Posted by Jack Collins on Feb 15, 2024

Colorado lawmakers have filed an Assault Weapons Ban in the state’s legislature. It’s the second attempt by state Democrats to enact the law in as many years, but it faces a tough uphill battle in the decidedly blue state. Here’s how it breaks down.

The Law

Denver-area representative Elisabeth Epps co-sponsored the bill with fellow Democrat Tim Hernandez. The new law defines an “assault weapon” as:

  • Any .50-caliber rifle.
  • Rifles: Essentially any semi-auto rifle. Also any non semi-auto rifle with a pistol grip, barrel shroud, threaded barrel, muzzle break, or a folding, telescopic, or detachable stock.
  • Pistols: A semi-auto pistol that can accept a detachable magazine AND also has a threaded barrel, second pistol grip, shroud attached to the barrel, muzzle break, or stabilizing brace.
  • Shotguns: Any semi-auto shotgun with a pistol grip, fixed large-capacity magazine (anything beyond 15 rounds), or a folding, telescoping, or thumbhole stock.

The law goes on to ban certain types of firearms by name. They include AR-15s, AK-47s, TEC-9s, and MAC-10s, among others.

Possession of these weapons isn’t an offense, but buying or selling them is. Punishment for one violation is a $250,000 fine, while a second violation is a $500,000 fine.

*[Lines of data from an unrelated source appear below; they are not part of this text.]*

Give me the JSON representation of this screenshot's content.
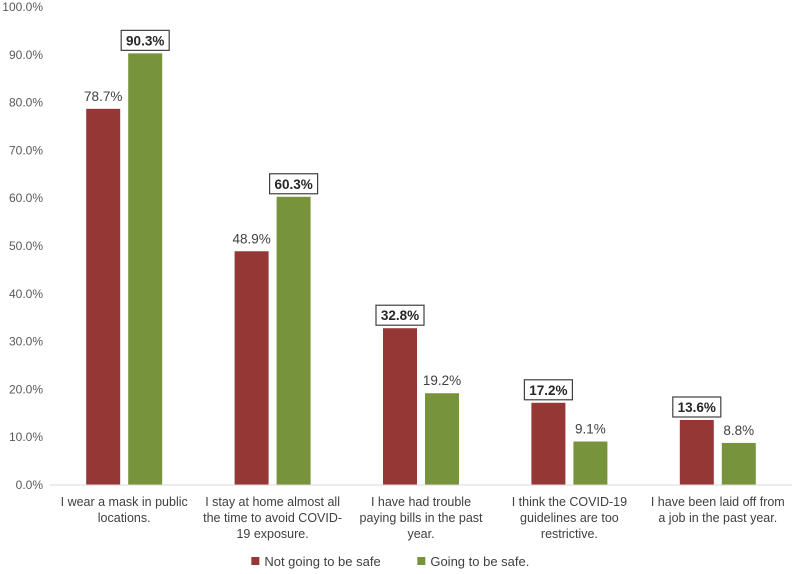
{
  "chart_data": {
    "type": "bar",
    "title": "",
    "xlabel": "",
    "ylabel": "",
    "ylim": [
      0,
      100
    ],
    "ytick_step": 10,
    "ytick_format": "{v}.0%",
    "categories": [
      [
        "I wear a mask in public",
        "locations."
      ],
      [
        "I stay at home almost all",
        "the time to avoid COVID-",
        "19 exposure."
      ],
      [
        "I have had trouble",
        "paying bills in the past",
        "year."
      ],
      [
        "I think the COVID-19",
        "guidelines are too",
        "restrictive."
      ],
      [
        "I have been laid off from",
        "a job in the past year."
      ]
    ],
    "series": [
      {
        "name": "Not going to be safe",
        "color": "#953735",
        "values": [
          78.7,
          48.9,
          32.8,
          17.2,
          13.6
        ],
        "highlight": [
          false,
          false,
          true,
          true,
          true
        ]
      },
      {
        "name": "Going to be safe.",
        "color": "#77933c",
        "values": [
          90.3,
          60.3,
          19.2,
          9.1,
          8.8
        ],
        "highlight": [
          true,
          true,
          false,
          false,
          false
        ]
      }
    ],
    "legend": "bottom-center",
    "grid": false
  }
}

The law is already facing backlash, even in Democrat-controlled Colorado. The Colorado House and Senate both have Democratic majorities, and the state’s governor is a Democrat, too. However, many lawmakers have already stated they don’t support the current bill. Governor Jared Polis also has not signaled that he would sign the bill into law.

This SIG P320 would be illegal in Colorado thanks to its threaded barrel.

Why it Matters

This is the second year in a row that Denver democrats have introduced an AWB bill. Epps, the same Congresswoman that introduced this year’s draft of the bill, also introduced it in 2023.

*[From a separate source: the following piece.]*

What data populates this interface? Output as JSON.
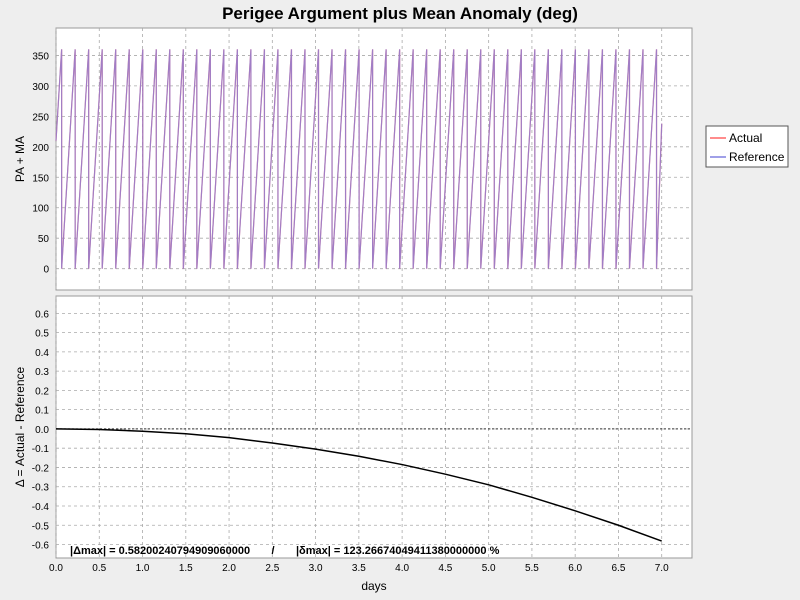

The bill was so unpopular last year that Epps had to rewrite it to remove language banning semi-auto weapons. The final version of the 2023 only sought to make “trigger activators,” or devices that could make a semi-auto gun fire at the same rate as full-auto guns, illegal. Even that narrowly-tailored bill failed to pass Colorado’s staunchly Democrat senate, failing in a 6-7 vote.

Final Thoughts

The lack of political support for an AWB hasn’t stopped Colorado Democrats from passing other gun control laws in recent years. Since 2013, gun owners in the Centennial state have seen their rights slowly eroding. Expanded background checks, red flag laws, safe storage laws, and waiting periods have all made their way onto the books in Colorado over the last decade.

Hopefully the 2024 AWB will end up dead on the capital floor just like last year’s bill. Even if it does, though, I’m not particularly hopeful for the future. It seems like the national gun control apparatus has set its sights on “Californifying” Colorado, and they’re going to just keep ramming this kind of bill through the legislative system until it passes.

This isn’t the only gun control law state Democrats have introduced into this legislative session, either. There’s also a proposal on the books that would require Colorado gun owners to buy insurance to own a gun.

We’ll see what the future holds for this law. Good luck to everyone out there in Colorado – you’re going to need it.